The authors trained a 17B-parameter language model (Turing-NLG) that achieved a new SOTA (Webtext-103 perplexity of 10.21), illustrating real-world applicability.
4. What are the shortcomings/limitations of this paper?
Although ZeRO can fit a trillion-parameter model in terms of memory, training it end-to-end would still take an impractically long time on today’s (2020) hardware (potentially months or more).
While it claims only a 1.5× communication overhead relative to standard DP using stage 3, that cost can be non-trivial in scenarios with limited interconnect bandwidth.
Properly tuning activation checkpoint partitioning (e.g., deciding when to offload to CPU) may require domain-specific heuristics and can introduce additional overhead if not carefully managed.
Achieving the advertised efficiency sometimes requires many GPUs with specific high-bandwidth interconnects (e.g., NVSwitch within a node, high-speed inter-node links).
Although transformers are a dominant architecture, the paper does not deeply explore how ZeRO might handle other model types with different memory patterns.
5. What is a reasonable next step to build upon this paper?
Investigate more strategies for dynamically offloading activations and model states, taking into account heterogeneous memory tiers (e.g., GPU HBM, CPU DRAM, NVMe).
Develop a system that automatically selects the best partitioning schedule or CPU-offload policy based on real-time memory usage, communication bandwidth, and arithmetic intensity.
Extend ZeRO’s partitioning approach and memory optimizations to convolution-based architectures, graph NNs, and emerging large-scale models.
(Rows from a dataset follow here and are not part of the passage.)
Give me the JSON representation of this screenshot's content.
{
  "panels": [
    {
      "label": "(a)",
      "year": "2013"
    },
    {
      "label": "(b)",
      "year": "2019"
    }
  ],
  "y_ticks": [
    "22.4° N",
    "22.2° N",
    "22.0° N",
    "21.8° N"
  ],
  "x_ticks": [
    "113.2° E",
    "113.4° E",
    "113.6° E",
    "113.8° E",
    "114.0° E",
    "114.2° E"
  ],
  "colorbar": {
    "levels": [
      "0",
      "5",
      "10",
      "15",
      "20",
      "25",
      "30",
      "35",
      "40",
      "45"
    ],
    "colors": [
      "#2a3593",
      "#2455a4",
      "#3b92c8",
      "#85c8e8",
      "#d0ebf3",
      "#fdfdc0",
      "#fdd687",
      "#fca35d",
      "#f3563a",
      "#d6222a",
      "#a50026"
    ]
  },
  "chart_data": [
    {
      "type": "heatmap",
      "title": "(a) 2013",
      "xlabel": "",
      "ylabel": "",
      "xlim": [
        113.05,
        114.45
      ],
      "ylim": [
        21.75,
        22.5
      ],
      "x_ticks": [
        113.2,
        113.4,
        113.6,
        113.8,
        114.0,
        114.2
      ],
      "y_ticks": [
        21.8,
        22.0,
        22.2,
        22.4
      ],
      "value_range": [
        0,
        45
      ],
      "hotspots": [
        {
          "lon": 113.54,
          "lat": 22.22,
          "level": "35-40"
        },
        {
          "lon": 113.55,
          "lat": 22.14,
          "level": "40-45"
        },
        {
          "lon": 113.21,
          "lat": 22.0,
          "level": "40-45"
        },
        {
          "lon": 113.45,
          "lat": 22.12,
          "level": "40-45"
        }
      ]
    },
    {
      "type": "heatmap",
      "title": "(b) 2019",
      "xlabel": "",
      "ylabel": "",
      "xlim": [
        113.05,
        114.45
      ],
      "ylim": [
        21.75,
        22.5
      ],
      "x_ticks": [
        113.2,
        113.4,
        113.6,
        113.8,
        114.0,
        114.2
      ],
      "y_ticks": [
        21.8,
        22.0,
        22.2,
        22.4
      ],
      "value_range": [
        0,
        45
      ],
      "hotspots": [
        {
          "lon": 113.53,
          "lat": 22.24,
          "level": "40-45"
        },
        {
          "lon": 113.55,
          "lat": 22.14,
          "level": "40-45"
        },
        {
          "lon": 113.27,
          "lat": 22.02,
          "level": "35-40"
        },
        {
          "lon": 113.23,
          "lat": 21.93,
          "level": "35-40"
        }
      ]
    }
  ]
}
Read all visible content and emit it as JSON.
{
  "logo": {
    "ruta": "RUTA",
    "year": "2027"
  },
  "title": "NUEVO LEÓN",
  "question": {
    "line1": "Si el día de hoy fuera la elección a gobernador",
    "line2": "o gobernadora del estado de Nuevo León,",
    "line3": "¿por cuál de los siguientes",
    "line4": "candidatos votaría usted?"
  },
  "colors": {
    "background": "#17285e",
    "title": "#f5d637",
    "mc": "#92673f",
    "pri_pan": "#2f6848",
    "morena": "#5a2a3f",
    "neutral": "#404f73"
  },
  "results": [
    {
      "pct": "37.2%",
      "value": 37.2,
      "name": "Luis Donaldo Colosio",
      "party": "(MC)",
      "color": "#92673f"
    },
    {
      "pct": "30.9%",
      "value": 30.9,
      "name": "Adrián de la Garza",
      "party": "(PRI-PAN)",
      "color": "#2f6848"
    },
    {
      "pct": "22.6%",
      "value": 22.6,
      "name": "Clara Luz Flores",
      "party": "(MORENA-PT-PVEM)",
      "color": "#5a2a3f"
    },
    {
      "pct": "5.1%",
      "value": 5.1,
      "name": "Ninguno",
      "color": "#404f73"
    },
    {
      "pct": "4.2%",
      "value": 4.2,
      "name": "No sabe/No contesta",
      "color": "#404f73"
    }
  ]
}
As compute clusters grow, explore how ZeRO’s techniques scale in exascale HPC environments with tens of thousands of GPUs, potentially refining communication collectives.
Adapt ZeRO for downstream tasks that require partial model updates or parameter-efficient methods (e.g., LoRA, adapters), ensuring that memory is minimized for both pre-training and fine-tuning stages.
Appendix
- GPU HBM (High-Bandwidth Memory): A type of high-speed, on-package memory used by modern GPUs, providing very high bandwidth and low power consumption compared to traditional GDDR memory.
- NVMe (Non-Volatile Memory Express): A high-performance storage interface protocol for solid-state drives, designed to reduce latency and improve input/output (I/O) operations
- NVSwitch: A fully-connected, high-speed switch architecture by NVIDIA that allows GPUs in the same server (e.g., DGX-2) to communicate at very high bandwidth and low latency.
- Infiniband EDR (Enhanced Data Rate): A network interconnect technology providing high bandwidth and low latency, often used for HPC clusters and GPU communication across nodes.
- Intra-Node vs. Inter-Node: Intra-node refers to devices (e.g., GPUs) within the same physical machine; inter-node refers to devices across different physical machines in a cluster.
- DGX-2: An NVIDIA system that packs up to 16 V100 or A100 GPUs with NVSwitch for high-bandwidth, all-to-all GPU communication.